Sozialsektor drückt auf die Budgetlast

Dass Österreich nicht mehr an der Spitze der EU-Daten steht, sondern auf ein Mittelmaß abgerutscht ist, verdankt sie der Politik einer Koalitionsregierung, in der die SPÖ primär das Sagen hatte. Viele Reformen, die in einem eigens installierten und vom Sparmeister der Nation (Franz Fiedler) geleiteten Österreich-Konvent 2006 aufgelistet wurden, hatten keine Chance mehr in Angriff genommen zu werden. Allein, dass Österreich zu den Höchststeuerländern zählt, ist die Folge einer sozialistisch dominierten Politik. Das zeigt sich ganz deutlich daran, dass bei dem so wichtigen Sozialsektor, der zu einer Budgethauptlast geworden ist, einfach nichts in Bewegung kommt. Wie etwa die Diskussion um die Reduzierung bzw. Deckelung der Mindestsicherung bei jenen zeigt, die als Asylanten ins Land gekommen sind, voll von den Sozialtöpfen partizipieren, für diese aber noch nichts beigesteuert haben.

Statt Reformen zu setzen, sichert man Pfründe

Als in den 1950er Jahren das heutige Sozialversicherungssystem eingeführt wurde, betrug die Differenz zwischen Pensionsantritt und Lebenserwartung gerade mal sieben Jahre. Heute sind es 22 Jahre. Dennoch wird jeder Versuch, das Pensionsalter zu erhöhen, von der SPÖ brüsk abgelehnt. Auch gegen eine Zusammenlegung der zig Sozial- und Pensionsversicherungen wehrt man sich, weil man die eigenen Pfründe, von den ÖBB bis zur Gemeinde Wien, nicht angetastet haben will.

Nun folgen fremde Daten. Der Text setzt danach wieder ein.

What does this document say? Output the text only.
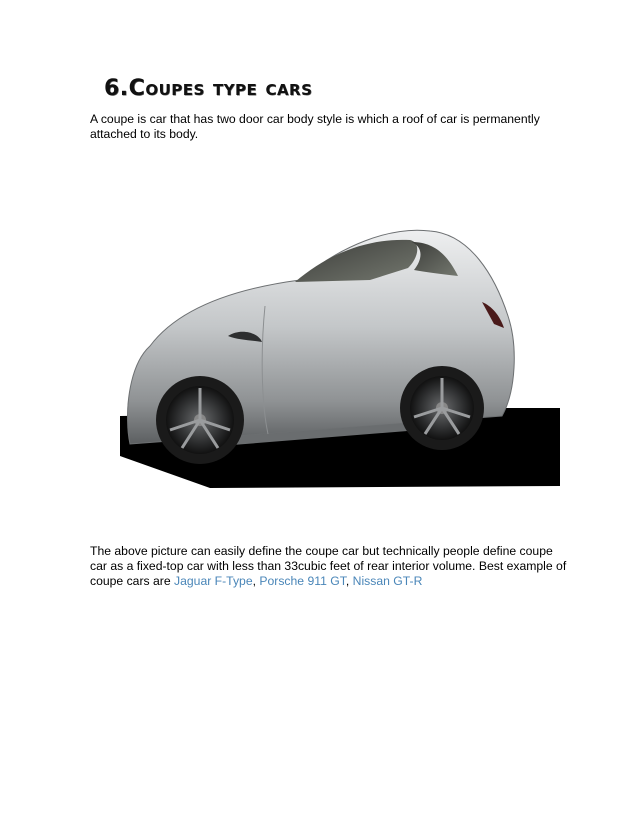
6.Coupes type cars

A coupe is car that has two door car body style is which a roof of car is permanently attached to its body.

The above picture can easily define the coupe car but technically people define coupe car as a fixed-top car with less than 33cubic feet of rear interior volume. Best example of coupe cars are Jaguar F-Type, Porsche 911 GT, Nissan GT-R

In dieser Situation gehört es dann schon zu den Eigentümlichkeiten der Sozialpartnerschaft, dass deren ÖVP-Vertreter sich auch noch über den Tisch ziehen lassen, der Einführung eines 1.500-Euro-Mindestlohns zuzustimmen, aber es sich gefallen lassen, dass es zu keiner Ausnahmereglung für den 12-Stunden-Arbeitstag kommt.

Bevormundungsstaat und Bürokratie-Moloch

Zu den besonderen sozialdemokratischen Charakteristika gehört der Bevormundungsstaat, die Aufblähung der Bürokratie. Daraus resultiert unter anderem der Zwang zur Ganztagsschule und noch mehr zur Gesamtschule. Während in vielen europäischen Staaten die so genannten Start Ups für junge, unternehmerische Menschen, große Anziehungskraft ausüben, sind sie in Österreich mit vielen unnötigen Auflagen behaftet. Während etwa in den Niederlanden nur ein minimaler Kapiteleinsatz notwendig ist, die Start Up Gesellschaft binnen weniger Tage ihre Arbeit aufnehmen kann, bedarf es in Österreich eines nicht unbeträchtlichen Kapitaleinsatzes und einer Wartezeit von bis zu drei Monaten, ehe man starten darf. Dafür darf man sich dann auch noch mit hohen Lohnebenkosten herumschlagen.

„Wir haben die Genossen lange genug genossen“

In allen Umfragen kommt 2017 wie schon 1986 der Wille des Wählers nach einem Kurswechsel, einer anderen Art von Politik zum Ausdruck. Die Volkspartei aber auch die FPÖ täten gut daran, diesen Wählerwillen zu respektieren. Eine der großen politischen Köpfe der CDU, Kurt Biedenkopf, hat einmal den Sager geprägt: „Wir haben die Genossen lange genug genossen“. Das gilt erst recht für Österreich, das seit 57 Jahren mit bloß sechs Jahren Unterbrechung sozialistisch regiert wird, was sich letztlich auch in den Rahmenbedingungen dieses Staates niederschlägt. Und das, obwohl seit bald drei Jahrzehnten, die Parteien von Mitte bis Rechts die Mehrheit stellen. Dem gilt es nach dem 15. Oktober endlich Rechnung zu tragen, ist die Quintessenz des aus den Umfragen erkenntlichen Wählertrends.